それを見て俺は安堵できた。そんなの当たり前のことのはずなのに、やっとまともな人に会えたんだという気持ちでいっぱいだった。
「ふ〜ん、君はこの街の状況をきちんと把握しているようだね」
少年は俺の顔を興味深く見ていた。
「どうだい? この街は」
「どうだいって急に言われても…」
俺はしばし考える。ここに起きたことを、出来事を、惨状を。
「ここにいる人はみんな笑顔で自分の日々に文句も言わずに働いている。嘆いてたり、悲しんだりもせずに、むしろ毎日を懸命に生きようと前を向いている」
俺には絶対に出来ないことだ。受験に失敗したぐらいで異世界転生した俺にはなおさら。だからこそ俺はほんの少しだけ憧れを抱いた。あんな風に真っ直ぐに生きられた、後悔せずに生きれたらどんなにいいだろうと。
嘆きもせず、悲しみもせず、そうして死んでいったら幸せだろうなと。
「それでいてこの街は狂っている…」
確かにそんな風に生きられたら幸せだろうな。何も知らず赤ん坊のまま、純粋で悪を知らないまま死ねるのだから。

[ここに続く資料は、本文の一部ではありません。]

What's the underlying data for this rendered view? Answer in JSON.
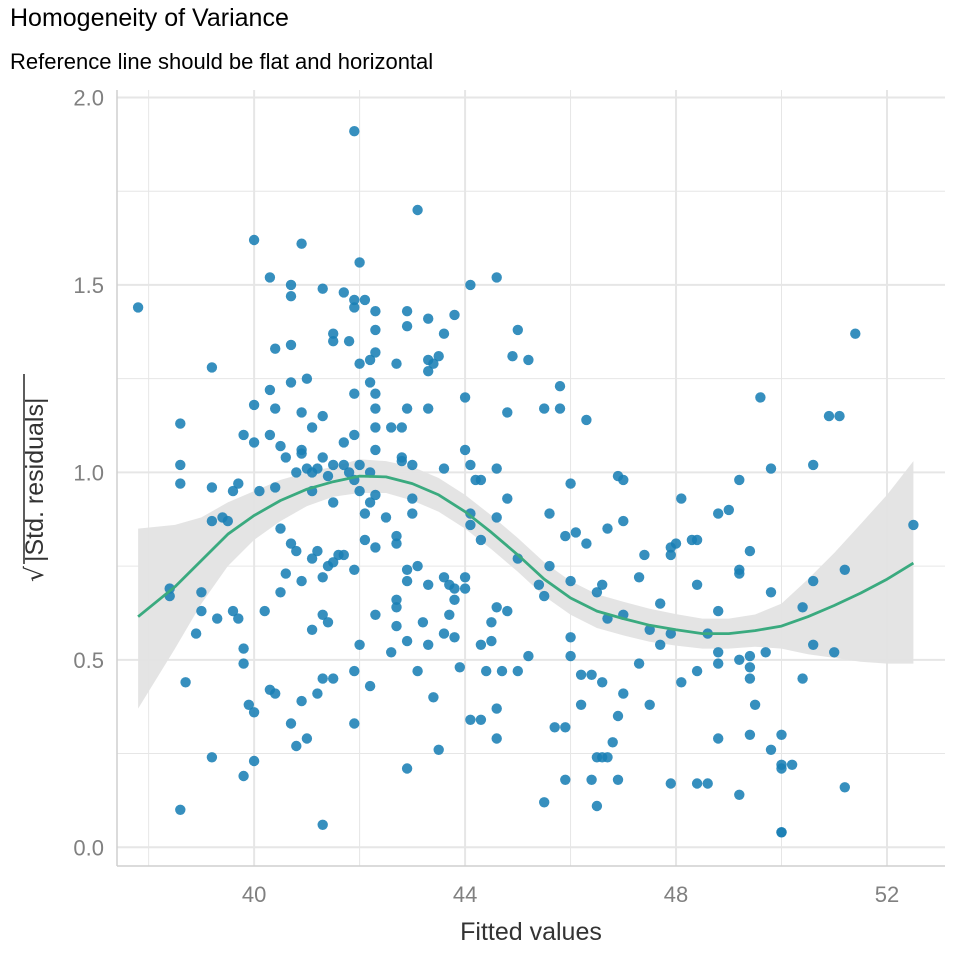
{
  "chart_data": {
    "type": "scatter",
    "title": "Homogeneity of Variance",
    "subtitle": "Reference line should be flat and horizontal",
    "xlabel": "Fitted values",
    "ylabel_radical": "√",
    "ylabel": "|Std. residuals|",
    "xlim": [
      37.4,
      53.1
    ],
    "ylim": [
      -0.05,
      2.02
    ],
    "x_ticks": [
      40,
      44,
      48,
      52
    ],
    "x_tick_labels": [
      "40",
      "44",
      "48",
      "52"
    ],
    "y_ticks": [
      0.0,
      0.5,
      1.0,
      1.5,
      2.0
    ],
    "y_tick_labels": [
      "0.0",
      "0.5",
      "1.0",
      "1.5",
      "2.0"
    ],
    "grid": true,
    "colors": {
      "points": "#1a7fb5",
      "smooth_line": "#3aaa7f",
      "confidence_band": "#e3e3e3",
      "grid": "#e6e6e6",
      "axis_text": "#808080",
      "axis_title": "#333333"
    },
    "points": [
      [
        37.8,
        1.44
      ],
      [
        38.4,
        0.67
      ],
      [
        38.4,
        0.69
      ],
      [
        38.6,
        1.13
      ],
      [
        38.6,
        1.02
      ],
      [
        38.6,
        0.97
      ],
      [
        38.6,
        0.1
      ],
      [
        38.7,
        0.44
      ],
      [
        38.9,
        0.57
      ],
      [
        39.0,
        0.68
      ],
      [
        39.0,
        0.63
      ],
      [
        39.2,
        1.28
      ],
      [
        39.2,
        0.96
      ],
      [
        39.2,
        0.87
      ],
      [
        39.2,
        0.24
      ],
      [
        39.3,
        0.61
      ],
      [
        39.4,
        0.88
      ],
      [
        39.5,
        0.87
      ],
      [
        39.6,
        0.95
      ],
      [
        39.6,
        0.63
      ],
      [
        39.7,
        0.97
      ],
      [
        39.7,
        0.61
      ],
      [
        39.8,
        1.1
      ],
      [
        39.8,
        0.53
      ],
      [
        39.8,
        0.49
      ],
      [
        39.8,
        0.19
      ],
      [
        39.9,
        0.38
      ],
      [
        40.0,
        1.62
      ],
      [
        40.0,
        1.18
      ],
      [
        40.0,
        1.08
      ],
      [
        40.0,
        0.36
      ],
      [
        40.0,
        0.23
      ],
      [
        40.1,
        0.95
      ],
      [
        40.2,
        0.63
      ],
      [
        40.3,
        1.52
      ],
      [
        40.3,
        1.22
      ],
      [
        40.3,
        1.1
      ],
      [
        40.3,
        0.42
      ],
      [
        40.4,
        1.33
      ],
      [
        40.4,
        1.17
      ],
      [
        40.4,
        0.96
      ],
      [
        40.4,
        0.41
      ],
      [
        40.5,
        1.07
      ],
      [
        40.5,
        0.85
      ],
      [
        40.5,
        0.68
      ],
      [
        40.6,
        1.04
      ],
      [
        40.6,
        0.73
      ],
      [
        40.7,
        1.34
      ],
      [
        40.7,
        1.24
      ],
      [
        40.7,
        1.5
      ],
      [
        40.7,
        1.47
      ],
      [
        40.7,
        0.81
      ],
      [
        40.7,
        0.33
      ],
      [
        40.8,
        1.0
      ],
      [
        40.8,
        0.79
      ],
      [
        40.8,
        0.27
      ],
      [
        40.9,
        1.61
      ],
      [
        40.9,
        1.16
      ],
      [
        40.9,
        1.06
      ],
      [
        40.9,
        1.05
      ],
      [
        40.9,
        0.71
      ],
      [
        40.9,
        0.39
      ],
      [
        41.0,
        1.25
      ],
      [
        41.0,
        1.01
      ],
      [
        41.0,
        0.29
      ],
      [
        41.1,
        1.12
      ],
      [
        41.1,
        1.0
      ],
      [
        41.1,
        0.95
      ],
      [
        41.1,
        0.77
      ],
      [
        41.1,
        0.58
      ],
      [
        41.2,
        1.01
      ],
      [
        41.2,
        0.79
      ],
      [
        41.2,
        0.41
      ],
      [
        41.3,
        1.49
      ],
      [
        41.3,
        1.15
      ],
      [
        41.3,
        1.04
      ],
      [
        41.3,
        0.72
      ],
      [
        41.3,
        0.62
      ],
      [
        41.3,
        0.45
      ],
      [
        41.3,
        0.06
      ],
      [
        41.4,
        0.99
      ],
      [
        41.4,
        0.75
      ],
      [
        41.4,
        0.6
      ],
      [
        41.5,
        1.37
      ],
      [
        41.5,
        1.35
      ],
      [
        41.5,
        1.02
      ],
      [
        41.5,
        0.92
      ],
      [
        41.5,
        0.76
      ],
      [
        41.5,
        0.45
      ],
      [
        41.6,
        0.78
      ],
      [
        41.7,
        1.48
      ],
      [
        41.7,
        1.08
      ],
      [
        41.7,
        1.02
      ],
      [
        41.7,
        0.78
      ],
      [
        41.8,
        1.35
      ],
      [
        41.8,
        1.0
      ],
      [
        41.9,
        1.91
      ],
      [
        41.9,
        1.46
      ],
      [
        41.9,
        1.44
      ],
      [
        41.9,
        1.21
      ],
      [
        41.9,
        1.1
      ],
      [
        41.9,
        0.98
      ],
      [
        41.9,
        0.74
      ],
      [
        41.9,
        0.47
      ],
      [
        41.9,
        0.33
      ],
      [
        42.0,
        1.56
      ],
      [
        42.0,
        1.29
      ],
      [
        42.0,
        1.02
      ],
      [
        42.0,
        0.95
      ],
      [
        42.0,
        0.54
      ],
      [
        42.1,
        1.46
      ],
      [
        42.1,
        0.89
      ],
      [
        42.1,
        0.82
      ],
      [
        42.2,
        1.3
      ],
      [
        42.2,
        1.24
      ],
      [
        42.2,
        1.0
      ],
      [
        42.2,
        0.92
      ],
      [
        42.2,
        0.43
      ],
      [
        42.3,
        1.43
      ],
      [
        42.3,
        1.38
      ],
      [
        42.3,
        1.32
      ],
      [
        42.3,
        1.17
      ],
      [
        42.3,
        1.21
      ],
      [
        42.3,
        1.12
      ],
      [
        42.3,
        1.06
      ],
      [
        42.3,
        0.94
      ],
      [
        42.3,
        0.8
      ],
      [
        42.3,
        0.62
      ],
      [
        42.5,
        0.88
      ],
      [
        42.6,
        1.12
      ],
      [
        42.6,
        0.52
      ],
      [
        42.7,
        1.29
      ],
      [
        42.7,
        0.83
      ],
      [
        42.7,
        0.81
      ],
      [
        42.7,
        0.66
      ],
      [
        42.7,
        0.64
      ],
      [
        42.7,
        0.59
      ],
      [
        42.8,
        1.12
      ],
      [
        42.8,
        1.04
      ],
      [
        42.8,
        1.03
      ],
      [
        42.9,
        1.43
      ],
      [
        42.9,
        1.39
      ],
      [
        42.9,
        1.17
      ],
      [
        42.9,
        0.74
      ],
      [
        42.9,
        0.71
      ],
      [
        42.9,
        0.55
      ],
      [
        42.9,
        0.21
      ],
      [
        43.0,
        1.02
      ],
      [
        43.0,
        0.93
      ],
      [
        43.0,
        0.89
      ],
      [
        43.1,
        1.7
      ],
      [
        43.1,
        0.75
      ],
      [
        43.1,
        0.47
      ],
      [
        43.2,
        0.6
      ],
      [
        43.3,
        1.41
      ],
      [
        43.3,
        1.3
      ],
      [
        43.3,
        1.27
      ],
      [
        43.3,
        1.17
      ],
      [
        43.3,
        0.7
      ],
      [
        43.3,
        0.54
      ],
      [
        43.4,
        1.29
      ],
      [
        43.4,
        0.4
      ],
      [
        43.5,
        1.31
      ],
      [
        43.5,
        0.26
      ],
      [
        43.6,
        1.37
      ],
      [
        43.6,
        1.01
      ],
      [
        43.6,
        0.72
      ],
      [
        43.6,
        0.57
      ],
      [
        43.7,
        0.7
      ],
      [
        43.7,
        0.62
      ],
      [
        43.8,
        1.42
      ],
      [
        43.8,
        0.69
      ],
      [
        43.8,
        0.66
      ],
      [
        43.8,
        0.56
      ],
      [
        43.9,
        0.48
      ],
      [
        44.0,
        1.2
      ],
      [
        44.0,
        1.06
      ],
      [
        44.0,
        0.72
      ],
      [
        44.0,
        0.69
      ],
      [
        44.1,
        1.5
      ],
      [
        44.1,
        1.02
      ],
      [
        44.1,
        0.89
      ],
      [
        44.1,
        0.86
      ],
      [
        44.1,
        0.34
      ],
      [
        44.2,
        0.98
      ],
      [
        44.3,
        0.98
      ],
      [
        44.3,
        0.82
      ],
      [
        44.3,
        0.54
      ],
      [
        44.3,
        0.34
      ],
      [
        44.4,
        0.47
      ],
      [
        44.5,
        0.6
      ],
      [
        44.5,
        0.55
      ],
      [
        44.6,
        1.52
      ],
      [
        44.6,
        1.01
      ],
      [
        44.6,
        0.88
      ],
      [
        44.6,
        0.64
      ],
      [
        44.6,
        0.37
      ],
      [
        44.6,
        0.29
      ],
      [
        44.7,
        0.47
      ],
      [
        44.8,
        1.16
      ],
      [
        44.8,
        0.93
      ],
      [
        44.8,
        0.63
      ],
      [
        44.9,
        1.31
      ],
      [
        45.0,
        1.38
      ],
      [
        45.0,
        0.77
      ],
      [
        45.0,
        0.47
      ],
      [
        45.2,
        1.3
      ],
      [
        45.2,
        0.51
      ],
      [
        45.4,
        0.7
      ],
      [
        45.5,
        1.17
      ],
      [
        45.5,
        0.67
      ],
      [
        45.5,
        0.12
      ],
      [
        45.6,
        0.89
      ],
      [
        45.6,
        0.75
      ],
      [
        45.7,
        0.32
      ],
      [
        45.8,
        1.23
      ],
      [
        45.8,
        1.17
      ],
      [
        45.9,
        0.83
      ],
      [
        45.9,
        0.32
      ],
      [
        45.9,
        0.18
      ],
      [
        46.0,
        0.97
      ],
      [
        46.0,
        0.71
      ],
      [
        46.0,
        0.56
      ],
      [
        46.0,
        0.51
      ],
      [
        46.1,
        0.84
      ],
      [
        46.2,
        0.46
      ],
      [
        46.2,
        0.38
      ],
      [
        46.3,
        1.14
      ],
      [
        46.3,
        0.81
      ],
      [
        46.4,
        0.46
      ],
      [
        46.4,
        0.18
      ],
      [
        46.5,
        0.68
      ],
      [
        46.5,
        0.24
      ],
      [
        46.5,
        0.11
      ],
      [
        46.6,
        0.7
      ],
      [
        46.6,
        0.44
      ],
      [
        46.6,
        0.24
      ],
      [
        46.7,
        0.85
      ],
      [
        46.7,
        0.61
      ],
      [
        46.7,
        0.24
      ],
      [
        46.8,
        0.28
      ],
      [
        46.9,
        0.99
      ],
      [
        46.9,
        0.35
      ],
      [
        46.9,
        0.18
      ],
      [
        47.0,
        0.98
      ],
      [
        47.0,
        0.87
      ],
      [
        47.0,
        0.62
      ],
      [
        47.0,
        0.41
      ],
      [
        47.3,
        0.72
      ],
      [
        47.3,
        0.49
      ],
      [
        47.4,
        0.78
      ],
      [
        47.5,
        0.58
      ],
      [
        47.5,
        0.38
      ],
      [
        47.7,
        0.65
      ],
      [
        47.7,
        0.54
      ],
      [
        47.9,
        0.8
      ],
      [
        47.9,
        0.78
      ],
      [
        47.9,
        0.57
      ],
      [
        47.9,
        0.17
      ],
      [
        48.0,
        0.81
      ],
      [
        48.1,
        0.93
      ],
      [
        48.1,
        0.44
      ],
      [
        48.3,
        0.82
      ],
      [
        48.4,
        0.82
      ],
      [
        48.4,
        0.7
      ],
      [
        48.4,
        0.47
      ],
      [
        48.4,
        0.17
      ],
      [
        48.6,
        0.17
      ],
      [
        48.6,
        0.57
      ],
      [
        48.8,
        0.89
      ],
      [
        48.8,
        0.63
      ],
      [
        48.8,
        0.52
      ],
      [
        48.8,
        0.49
      ],
      [
        48.8,
        0.29
      ],
      [
        49.0,
        0.9
      ],
      [
        49.2,
        0.98
      ],
      [
        49.2,
        0.74
      ],
      [
        49.2,
        0.73
      ],
      [
        49.2,
        0.5
      ],
      [
        49.2,
        0.14
      ],
      [
        49.4,
        0.79
      ],
      [
        49.4,
        0.48
      ],
      [
        49.4,
        0.45
      ],
      [
        49.4,
        0.3
      ],
      [
        49.4,
        0.51
      ],
      [
        49.5,
        0.38
      ],
      [
        49.6,
        1.2
      ],
      [
        49.7,
        0.52
      ],
      [
        49.8,
        1.01
      ],
      [
        49.8,
        0.68
      ],
      [
        49.8,
        0.26
      ],
      [
        50.0,
        0.3
      ],
      [
        50.0,
        0.22
      ],
      [
        50.0,
        0.21
      ],
      [
        50.0,
        0.04
      ],
      [
        50.0,
        0.04
      ],
      [
        50.2,
        0.22
      ],
      [
        50.4,
        0.64
      ],
      [
        50.4,
        0.45
      ],
      [
        50.6,
        1.02
      ],
      [
        50.6,
        0.71
      ],
      [
        50.6,
        0.54
      ],
      [
        50.9,
        1.15
      ],
      [
        51.0,
        0.52
      ],
      [
        51.1,
        1.15
      ],
      [
        51.2,
        0.74
      ],
      [
        51.2,
        0.16
      ],
      [
        51.4,
        1.37
      ],
      [
        52.5,
        0.86
      ]
    ],
    "smooth": {
      "x": [
        37.8,
        38.5,
        39.0,
        39.5,
        40.0,
        40.5,
        41.0,
        41.5,
        42.0,
        42.5,
        43.0,
        43.5,
        44.0,
        44.5,
        45.0,
        45.5,
        46.0,
        46.5,
        47.0,
        47.5,
        48.0,
        48.5,
        49.0,
        49.5,
        50.0,
        50.5,
        51.0,
        51.5,
        52.0,
        52.5
      ],
      "y": [
        0.615,
        0.695,
        0.765,
        0.835,
        0.885,
        0.925,
        0.955,
        0.975,
        0.99,
        0.988,
        0.97,
        0.94,
        0.895,
        0.84,
        0.78,
        0.715,
        0.665,
        0.63,
        0.61,
        0.592,
        0.58,
        0.57,
        0.57,
        0.578,
        0.59,
        0.615,
        0.645,
        0.678,
        0.715,
        0.758
      ],
      "ci_lower": [
        0.37,
        0.53,
        0.65,
        0.75,
        0.82,
        0.87,
        0.91,
        0.935,
        0.945,
        0.945,
        0.925,
        0.895,
        0.85,
        0.795,
        0.735,
        0.67,
        0.62,
        0.585,
        0.565,
        0.548,
        0.538,
        0.53,
        0.53,
        0.535,
        0.53,
        0.515,
        0.505,
        0.495,
        0.49,
        0.49
      ],
      "ci_upper": [
        0.85,
        0.86,
        0.88,
        0.92,
        0.95,
        0.98,
        1.0,
        1.015,
        1.035,
        1.03,
        1.015,
        0.985,
        0.94,
        0.885,
        0.825,
        0.76,
        0.71,
        0.675,
        0.655,
        0.636,
        0.622,
        0.61,
        0.61,
        0.621,
        0.65,
        0.715,
        0.785,
        0.862,
        0.94,
        1.03
      ]
    }
  }
}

憎しみや嫉妬、 罪悪感に嫌悪。こんな感情を知らずに死ねるなんて最高だ。
しかし、それはもう人の生き方じゃない。
人のことを簡単に信じて騙されて、何も無かったように済ましてまた騙され使い回され、笑顔のまま死んでいく。
それはもう人間などではなく、それはもう道具に過ぎない。
ただ消耗品だ。
「いいね、 君」
少年は俺に小さな手の平を見せた。
「君、うちに来ないか? 」
「え、うちってどこに? 」
「え、まあ、その」
少年は気恥ずかしそうに頭をかいた。
「まあ、僕たち盗賊をやってるんだ、人は多い方がいいし、この状況をきちんと把握できてる笑顔じゃない人なら歓迎するさ」
突如の歓迎に俺は驚いていた。
それもそのはず、異世界に来てまさか盗賊団にお声がかかるとは誰が想像できよう?
彼らの目的は未知数だが、今の俺に衣食住が足りないのは見ての通り。
故に俺はその誘いを受けようと「うん、いいぜ」と言おうとしたが、
「ちょっと待ちなさい」
後ろのローマが少年の首根っこを掴み、ローマの方に引っ張った。
彼女の特徴は長髪の銀髪で顔の左側は銀髪に覆い被さっている。
「何するんだいっ! 話の途中なのにっ!」
ローマの手をはたくと彼女の顔を睨んだ。
「あんたね、 使えるかも分からないのに、誘ってどうすんの? もうこれ以上、うちは非戦闘要員は受け付けてないのよ?」
それに関して何も考えてなかったリータ君の目はローマの目を見ておらず、泳いでいた。
「え、まあ、ダメだったらアロマさんに記憶を消してもらって適当な村に置いとけばいいじゃん 」
ローマは顔を押さえ、ため息をつく。
へ? 記憶を消す?
俺は嫌な予感をしていた。
「あんたね…あれ、だいぶ非人道的よ、夜中に叫び声がしてたの聞こえなかったの? 」
非人道的っ?! 叫び声?!
俺の危険信号アラートが鳴り始めた。
「ええ、まあ、ほら一週間の軟禁だし、問題ないよ 」
「バーカっ! あれは軟禁とは言わないの、監禁よ、暗い部屋の中閉じ込めて、椅子に括り付けてガッチリ固定するあたりのどこが軟禁よっ! 」
それを聞いた瞬間上鍛冶は本能で察した。
こいつらに連れて行かれたら殺される…
俺は向く方向を180度転換、猛スピードで走った。途中、アルタが俺を掴もうと手を出し、何かを叫んだ気がしたが俺は気にせず走って行った。